Since advisory board members don’t have any liability, they can more readily give guidance and advice. Ginger Silverman, a woman who has served on multiple boards for private, public, and nonprofit organizations, as well as advisory boards, states, “The level of tender and hands-on tactical advice is higher for me on the advisory board capacity.” Noting her experience as a board director, Ginger says that her role on the board is more strategic and focused on a higher level. This is because shareholder value is a major consideration. By contrast, advice that comes from an advisory board tends to be more specific to new changes that are occurring and affecting operations. In her experience, advisory board members were active and participatory and there was always a free flow of information and discussion.

Having an advisory board listed on an organization’s website and letterhead can also boost an organization’s reputation and credibility with clients or investors. People who have the caliber to serve on an advisory board will also help to expand an organization’s networking contacts.

As noted earlier, advisory board members don’t have liability for their participation on an advisory board. By contrast, board directors have fiduciary duties, which are the most important duties they have because their level of responsibility is much higher.

Advisory board members are hand-selected and targeted for the expertise that they can bring to an organization. Advisory board members help to fill in gaps of knowledge. In addition, they can help the board break into new markets or industries. Advisory board members are strictly consultative in nature and they don’t have any official voting rights on the board.

When selecting people to serve on an advisory board, the board should have trust in the individual’s skill, their level of industry knowledge, and awareness of the company’s needs. It’s also important that they have an interest in the organization and are motivated to help it succeed. When making the choice about who should serve on an advisory board, boards should pass over candidates that are apt to give in to groupthink or only offer the advice that they believe will be received well by the board.

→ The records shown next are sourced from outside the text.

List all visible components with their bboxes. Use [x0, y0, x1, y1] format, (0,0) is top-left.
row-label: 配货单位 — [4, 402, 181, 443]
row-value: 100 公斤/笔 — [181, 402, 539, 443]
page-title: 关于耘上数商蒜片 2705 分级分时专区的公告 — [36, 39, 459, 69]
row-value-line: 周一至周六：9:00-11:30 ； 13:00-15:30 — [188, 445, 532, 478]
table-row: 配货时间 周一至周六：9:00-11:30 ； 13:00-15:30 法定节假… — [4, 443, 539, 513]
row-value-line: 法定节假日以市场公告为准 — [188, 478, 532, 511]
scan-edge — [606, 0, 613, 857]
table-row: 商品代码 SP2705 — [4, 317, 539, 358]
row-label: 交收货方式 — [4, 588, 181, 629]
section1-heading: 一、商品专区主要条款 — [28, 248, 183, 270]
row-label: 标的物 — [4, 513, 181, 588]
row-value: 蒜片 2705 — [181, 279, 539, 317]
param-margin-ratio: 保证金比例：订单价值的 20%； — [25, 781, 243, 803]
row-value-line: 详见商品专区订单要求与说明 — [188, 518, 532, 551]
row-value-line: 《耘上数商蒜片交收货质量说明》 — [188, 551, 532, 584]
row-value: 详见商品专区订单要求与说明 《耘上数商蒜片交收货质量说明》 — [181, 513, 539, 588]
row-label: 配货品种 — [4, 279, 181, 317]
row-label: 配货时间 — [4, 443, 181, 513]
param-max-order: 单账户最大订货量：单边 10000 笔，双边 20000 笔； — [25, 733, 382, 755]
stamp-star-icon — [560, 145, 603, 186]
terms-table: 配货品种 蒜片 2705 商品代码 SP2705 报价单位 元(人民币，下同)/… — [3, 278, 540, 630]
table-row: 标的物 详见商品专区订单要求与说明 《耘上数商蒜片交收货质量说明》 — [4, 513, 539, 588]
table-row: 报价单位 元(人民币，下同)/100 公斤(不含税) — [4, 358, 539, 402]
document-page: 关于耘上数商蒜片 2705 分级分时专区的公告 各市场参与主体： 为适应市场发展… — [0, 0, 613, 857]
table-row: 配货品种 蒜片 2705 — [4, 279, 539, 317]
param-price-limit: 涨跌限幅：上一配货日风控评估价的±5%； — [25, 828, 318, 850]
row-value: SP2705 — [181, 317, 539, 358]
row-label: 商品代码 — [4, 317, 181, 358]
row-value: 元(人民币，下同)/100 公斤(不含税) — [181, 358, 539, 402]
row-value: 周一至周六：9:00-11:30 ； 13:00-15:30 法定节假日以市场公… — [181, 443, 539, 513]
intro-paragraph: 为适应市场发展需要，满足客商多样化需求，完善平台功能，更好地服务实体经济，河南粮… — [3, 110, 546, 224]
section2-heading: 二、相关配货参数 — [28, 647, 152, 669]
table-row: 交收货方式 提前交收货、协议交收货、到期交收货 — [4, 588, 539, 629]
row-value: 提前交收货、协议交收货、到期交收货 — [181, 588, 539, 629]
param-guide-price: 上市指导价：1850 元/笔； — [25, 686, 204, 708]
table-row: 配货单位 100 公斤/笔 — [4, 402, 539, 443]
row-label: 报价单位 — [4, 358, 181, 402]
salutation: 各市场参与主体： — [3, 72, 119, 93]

They should be individual thinkers who also have enough time to do research before advisory board meetings and be able to deliver objective, accurate information.

Compensation for Advisory Board Members

In most cases, advisory board members are expected to serve without direct compensation. Advisory board members that get paid get lesser amounts than regular board directors. When advisory board members get compensation, it’s usually in the form of equity interest in the company or through a small, yearly stipend. Advisory board members for nonprofit organizations usually serve without compensation. Typically, boards will reimburse advisory board members for travel, lodging, or other expenses that they incur during the course of their duties.

Differences in Duties for Board Directors

The primary role of board members is to strategize for organizational success and future sustainability. Of additional importance is that boards have the responsibility to hire, monitor, and fire the CEO or executive director. Boards also have the power to make alterations in the executive management team.

As the primary organizational leaders, board directors must always make it a priority to put the interests of the organization first. Boards have all the power and authority for decision-making. They also have all the responsibility for the organization. Board directors can be sued collectively or individually for not giving due diligence to their responsibilities or for neglecting their responsibilities.

Forming an advisory board shouldn’t be considered a “one and done” activity. As organizations go through various stages and phases of development, they will have different needs. At least annually, boards should review the purpose of the advisory board and evaluate whether they still have the right individuals serving on their advisory boards so they can make adjustments accordingly. Forming an advisory board is just one way of many ways that boards can work toward fulfilling their duties responsibly.